I'd rather just use LVM to manage all of the disks as part of a single volume group so you can immediately transfer a lv from one server to another, but I can't work out how to still manage to get raid without having lvm do it with the dm-raid5 support.

On 11/05/2010 12:39 AM, Stuart D. Gathman wrote:
I would run LVM on the SAN server, exporting LVs as SAN units, and each host
would get a virtual SAN disk to do with as it pleased, including running
LVM on it.  Then you don't have to deal with locking issues for a shared
volume group.  If your SAN server is embedded, it must already have some sort
of management interface to parcel out disk space as virtual disks.
If you don't like its interface, then consider replacing it with a
general purpose host running LVM as described above.  That said, many
do use shared volume groups with no problem.

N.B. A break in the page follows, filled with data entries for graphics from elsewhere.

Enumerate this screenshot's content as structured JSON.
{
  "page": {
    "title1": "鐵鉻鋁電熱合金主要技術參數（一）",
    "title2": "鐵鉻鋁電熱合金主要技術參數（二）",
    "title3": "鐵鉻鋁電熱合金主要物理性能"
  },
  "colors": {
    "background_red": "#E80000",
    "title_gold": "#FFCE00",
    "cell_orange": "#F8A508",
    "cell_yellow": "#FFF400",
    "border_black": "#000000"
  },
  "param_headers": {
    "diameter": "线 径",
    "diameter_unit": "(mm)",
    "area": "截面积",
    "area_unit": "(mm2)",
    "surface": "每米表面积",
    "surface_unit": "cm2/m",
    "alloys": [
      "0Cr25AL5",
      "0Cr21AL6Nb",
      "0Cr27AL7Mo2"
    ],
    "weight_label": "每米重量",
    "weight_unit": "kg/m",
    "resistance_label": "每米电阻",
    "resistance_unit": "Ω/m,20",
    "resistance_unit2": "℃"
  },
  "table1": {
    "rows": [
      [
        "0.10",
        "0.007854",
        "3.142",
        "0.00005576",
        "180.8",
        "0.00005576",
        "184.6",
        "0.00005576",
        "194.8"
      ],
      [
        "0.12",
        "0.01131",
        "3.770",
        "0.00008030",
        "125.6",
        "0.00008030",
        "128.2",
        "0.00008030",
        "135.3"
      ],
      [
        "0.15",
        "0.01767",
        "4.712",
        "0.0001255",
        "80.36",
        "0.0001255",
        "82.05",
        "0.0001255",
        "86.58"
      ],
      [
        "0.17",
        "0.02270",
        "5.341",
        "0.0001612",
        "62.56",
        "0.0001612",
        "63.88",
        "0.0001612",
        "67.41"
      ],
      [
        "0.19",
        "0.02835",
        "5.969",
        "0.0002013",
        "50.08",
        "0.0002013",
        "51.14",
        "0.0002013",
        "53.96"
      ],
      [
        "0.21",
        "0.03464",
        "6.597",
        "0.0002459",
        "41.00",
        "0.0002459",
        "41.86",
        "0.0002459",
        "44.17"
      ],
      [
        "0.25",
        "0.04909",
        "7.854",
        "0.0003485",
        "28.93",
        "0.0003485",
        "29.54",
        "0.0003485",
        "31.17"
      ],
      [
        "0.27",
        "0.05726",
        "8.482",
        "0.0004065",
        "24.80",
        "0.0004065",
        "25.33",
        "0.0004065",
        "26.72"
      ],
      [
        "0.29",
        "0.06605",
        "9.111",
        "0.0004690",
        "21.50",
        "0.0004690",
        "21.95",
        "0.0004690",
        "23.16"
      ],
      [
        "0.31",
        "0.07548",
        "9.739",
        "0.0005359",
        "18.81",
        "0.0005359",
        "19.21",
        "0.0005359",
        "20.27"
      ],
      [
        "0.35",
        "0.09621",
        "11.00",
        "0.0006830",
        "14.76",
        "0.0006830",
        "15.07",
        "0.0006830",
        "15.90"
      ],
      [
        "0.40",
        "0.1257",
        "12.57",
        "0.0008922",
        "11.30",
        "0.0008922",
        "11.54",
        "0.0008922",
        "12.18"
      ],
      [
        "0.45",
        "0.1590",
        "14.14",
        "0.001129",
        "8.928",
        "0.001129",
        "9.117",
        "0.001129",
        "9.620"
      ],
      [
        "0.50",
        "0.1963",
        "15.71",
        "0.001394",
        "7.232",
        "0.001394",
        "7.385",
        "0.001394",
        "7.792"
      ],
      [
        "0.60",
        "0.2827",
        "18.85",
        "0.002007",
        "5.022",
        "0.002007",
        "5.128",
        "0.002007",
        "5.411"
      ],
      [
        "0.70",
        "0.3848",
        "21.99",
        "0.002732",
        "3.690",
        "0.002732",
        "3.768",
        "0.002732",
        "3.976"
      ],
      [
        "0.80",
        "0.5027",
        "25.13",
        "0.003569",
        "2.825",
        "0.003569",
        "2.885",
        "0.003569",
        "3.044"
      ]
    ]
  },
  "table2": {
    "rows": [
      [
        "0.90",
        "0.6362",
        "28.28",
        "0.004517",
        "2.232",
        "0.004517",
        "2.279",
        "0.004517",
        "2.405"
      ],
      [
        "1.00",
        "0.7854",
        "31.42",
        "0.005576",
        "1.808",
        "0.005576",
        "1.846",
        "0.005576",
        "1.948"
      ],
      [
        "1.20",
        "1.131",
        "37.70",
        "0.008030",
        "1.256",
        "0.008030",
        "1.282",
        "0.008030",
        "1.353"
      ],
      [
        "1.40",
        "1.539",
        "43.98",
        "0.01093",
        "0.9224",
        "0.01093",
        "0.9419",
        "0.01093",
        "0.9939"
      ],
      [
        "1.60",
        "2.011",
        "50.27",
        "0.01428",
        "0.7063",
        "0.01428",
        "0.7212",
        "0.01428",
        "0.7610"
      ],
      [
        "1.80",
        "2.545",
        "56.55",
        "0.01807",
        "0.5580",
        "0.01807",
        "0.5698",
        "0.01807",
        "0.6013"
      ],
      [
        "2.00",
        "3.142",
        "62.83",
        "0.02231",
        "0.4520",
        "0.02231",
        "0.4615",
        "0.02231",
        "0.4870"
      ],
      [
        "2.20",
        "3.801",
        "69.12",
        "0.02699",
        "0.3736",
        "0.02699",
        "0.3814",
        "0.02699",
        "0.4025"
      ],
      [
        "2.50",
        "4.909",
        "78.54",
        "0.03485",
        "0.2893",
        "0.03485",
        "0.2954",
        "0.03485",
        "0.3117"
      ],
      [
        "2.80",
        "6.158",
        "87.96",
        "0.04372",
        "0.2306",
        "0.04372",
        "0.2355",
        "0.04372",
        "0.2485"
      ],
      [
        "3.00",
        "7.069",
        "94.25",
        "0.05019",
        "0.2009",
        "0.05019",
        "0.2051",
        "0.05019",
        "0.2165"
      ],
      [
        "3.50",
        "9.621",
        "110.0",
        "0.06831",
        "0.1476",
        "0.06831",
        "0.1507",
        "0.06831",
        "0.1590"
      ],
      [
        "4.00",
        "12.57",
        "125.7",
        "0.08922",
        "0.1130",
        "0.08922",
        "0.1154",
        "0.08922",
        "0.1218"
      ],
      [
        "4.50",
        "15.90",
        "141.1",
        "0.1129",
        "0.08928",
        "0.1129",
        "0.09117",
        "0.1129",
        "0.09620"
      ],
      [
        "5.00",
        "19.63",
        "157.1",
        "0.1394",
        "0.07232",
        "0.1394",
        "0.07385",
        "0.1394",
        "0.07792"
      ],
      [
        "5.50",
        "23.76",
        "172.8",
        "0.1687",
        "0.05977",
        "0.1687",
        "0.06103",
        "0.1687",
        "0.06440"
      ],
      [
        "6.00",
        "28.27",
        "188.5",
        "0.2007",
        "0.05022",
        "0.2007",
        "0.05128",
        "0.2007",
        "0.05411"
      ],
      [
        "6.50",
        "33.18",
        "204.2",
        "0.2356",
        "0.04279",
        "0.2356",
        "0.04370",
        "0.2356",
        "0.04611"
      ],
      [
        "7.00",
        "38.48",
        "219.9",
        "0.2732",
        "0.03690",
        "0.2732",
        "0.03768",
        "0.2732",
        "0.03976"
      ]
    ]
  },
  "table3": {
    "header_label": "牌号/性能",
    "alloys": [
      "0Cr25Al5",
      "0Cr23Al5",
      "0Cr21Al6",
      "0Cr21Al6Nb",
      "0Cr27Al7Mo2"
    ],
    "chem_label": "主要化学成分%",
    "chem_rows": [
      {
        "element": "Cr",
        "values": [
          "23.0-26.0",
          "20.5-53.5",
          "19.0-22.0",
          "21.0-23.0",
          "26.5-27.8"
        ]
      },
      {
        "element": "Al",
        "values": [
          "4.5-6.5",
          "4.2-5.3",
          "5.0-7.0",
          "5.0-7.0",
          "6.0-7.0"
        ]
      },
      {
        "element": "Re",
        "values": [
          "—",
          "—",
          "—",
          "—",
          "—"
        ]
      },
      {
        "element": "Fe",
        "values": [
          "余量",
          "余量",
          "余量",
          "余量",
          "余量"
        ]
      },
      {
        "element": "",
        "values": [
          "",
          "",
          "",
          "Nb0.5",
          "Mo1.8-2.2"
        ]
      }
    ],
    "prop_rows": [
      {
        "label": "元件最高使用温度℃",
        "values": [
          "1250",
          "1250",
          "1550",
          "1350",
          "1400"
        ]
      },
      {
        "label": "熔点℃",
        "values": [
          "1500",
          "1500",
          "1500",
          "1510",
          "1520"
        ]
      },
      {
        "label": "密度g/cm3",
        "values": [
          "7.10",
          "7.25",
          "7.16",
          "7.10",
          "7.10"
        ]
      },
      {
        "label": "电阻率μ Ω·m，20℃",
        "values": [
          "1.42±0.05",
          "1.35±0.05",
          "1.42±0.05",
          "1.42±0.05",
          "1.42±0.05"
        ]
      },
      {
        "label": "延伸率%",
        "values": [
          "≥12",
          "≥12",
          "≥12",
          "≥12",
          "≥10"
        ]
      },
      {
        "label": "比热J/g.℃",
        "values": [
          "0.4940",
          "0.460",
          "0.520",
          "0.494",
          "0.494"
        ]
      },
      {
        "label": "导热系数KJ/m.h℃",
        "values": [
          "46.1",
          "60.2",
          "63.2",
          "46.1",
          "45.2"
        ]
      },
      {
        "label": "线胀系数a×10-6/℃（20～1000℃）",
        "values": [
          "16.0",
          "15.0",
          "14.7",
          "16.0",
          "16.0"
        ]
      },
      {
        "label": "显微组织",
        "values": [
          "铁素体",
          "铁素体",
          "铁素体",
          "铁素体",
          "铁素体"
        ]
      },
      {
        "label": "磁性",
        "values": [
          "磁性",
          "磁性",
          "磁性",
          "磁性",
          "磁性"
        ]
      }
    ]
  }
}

Generally, your SAN (whether embedded or a dedicated general purpose host)
already has the raid built in.  The exported virtual disks are raid
reliable.  If not, replace the SAN.  The whole point of SAN is to not
worry about physical disks anymore on the client systems.  If you had multiple
SANs on separate physical LANs, you could stripe them for super speed, but
otherwise raid is already built in.  And you can bond multiple 1000BT
interfaces with a gigabit switch to get really fast transfer from
the SAN anyway.

If the SAN server is a general purpose host, I would run raid10, or linux md
extensions to it that get most of the benefits with fewer disks:

http://en.wikipedia.org/wiki/Non-standard_RAID_levels

raid5 has the read/modify/rewrite problem.

I would not use the device-mapper raid, as you note.

Caveat: I've never actually setup a SAN, just used them.